Rocks are not the first things I’d think to bring on a 480-mile pilgrimage walk across northern Spain. Hiking shoes, dry-wicking shirts, sunscreen: yes. But rocks? Though not shown on any packing list, I would wager that many of my fellow pilgrims along the route to Santiago de Compostela (a journey popularly known as the Camino), are carrying their own rocks.
The rock is meant to symbolize all our fears, burdens, and expectations about our pilgrimage. Some pilgrims carry a rock from home. Others, learning of the tradition only after being on the trail, pick one up as they walk along. We won’t carry them to Santiago though. Along “The Way” there stands an iron cross. When pilgrims arrive at this cross, they leave at the bottom of it the rock they’ve carried — symbolically placing all their worries, fears, anxieties, burdens, and expectations at the foot of the cross.
Ten days before I left on my pilgrimage, I gathered friends and family together for a pre-Camino send-off. My friend Sr. Elizabeth Anne gave a blessing and then anointed my eyes, my hands, and my feet. I took some time to tell the group the history of the pilgrimage.
“This trail has been around more than a thousand years. St. Francis walked it; so did King Ferdinand and Queen Isabella. Even Shirley MacLaine, more recently.” Some chuckled at the variety in that group. “Back in the day, it was believed that the relics of St. James the apostle were buried at Santiago, but that has since been questioned. Today, people walk for various reasons.”

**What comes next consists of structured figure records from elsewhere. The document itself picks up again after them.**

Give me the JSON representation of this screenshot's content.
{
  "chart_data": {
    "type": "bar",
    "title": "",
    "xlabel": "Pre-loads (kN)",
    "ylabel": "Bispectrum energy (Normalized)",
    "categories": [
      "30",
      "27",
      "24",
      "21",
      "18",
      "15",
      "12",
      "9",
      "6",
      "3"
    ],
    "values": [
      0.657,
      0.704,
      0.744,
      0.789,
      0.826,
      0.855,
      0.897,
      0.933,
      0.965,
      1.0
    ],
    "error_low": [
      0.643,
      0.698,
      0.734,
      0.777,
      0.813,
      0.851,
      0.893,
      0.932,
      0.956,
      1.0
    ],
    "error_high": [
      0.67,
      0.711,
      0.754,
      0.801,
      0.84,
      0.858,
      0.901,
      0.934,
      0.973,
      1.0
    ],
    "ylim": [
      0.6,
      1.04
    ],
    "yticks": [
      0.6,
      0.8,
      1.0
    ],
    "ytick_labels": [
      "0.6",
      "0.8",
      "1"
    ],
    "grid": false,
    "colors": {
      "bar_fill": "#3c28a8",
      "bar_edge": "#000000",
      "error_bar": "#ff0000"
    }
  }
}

After my friends listened to my story, they asked some questions.
“Didn’t you mention something about rocks?” my friend Maureen asked.
I told the group about the aforementioned tradition. “And this is the rock I’m bringing,” I said as I pulled it out of my pocket and held it up between my thumb and index finger. It was a Fairy Cross. I had learned about them in North Carolina, where I’d dug this one up last fall. The cross-shaped rock is formed when two pieces of the crystal staurolite grow together. One legend explains that these crosses were formed from the tears angels cried upon hearing about the death of Christ.
I passed the rock around and asked everyone to take a moment and put their fears and anxieties in the cross, so I could take those with me and leave them at the foot of that cross along the Camino.
I then pulled a second stone from my pocket, a heart-shaped one a little larger than the first. “And this one is for your wishes and dreams and hopes. I’m not sure where I’ll leave this, but I’ll figure that out when I’m there.” The rocks made their way around the room.
I carried them over the next few days to meet with friends unable to attend the gathering. Sitting with my friend Dawn at a wine bar a few nights before I left, I told her about them. The guy next to us leaned in when he saw them and listened as well. He, too — a total stranger — prayed with them.
So, it is not only physical things that I carry in my pack, but also the collective burdens and dreams of all who are walking this journey with me from afar. By leaving those rocks along this pilgrim’s path, my hope is to lighten my heart and the hearts of those whose burdens — and expectations — I take with me.
What burdens, expectations, fears would you place in the stone cross were it in your hand? What hopes and dreams would you put in the heart-shaped rock? Whether you pray them silently in your heart or write them here, know that I am honored to take them with me.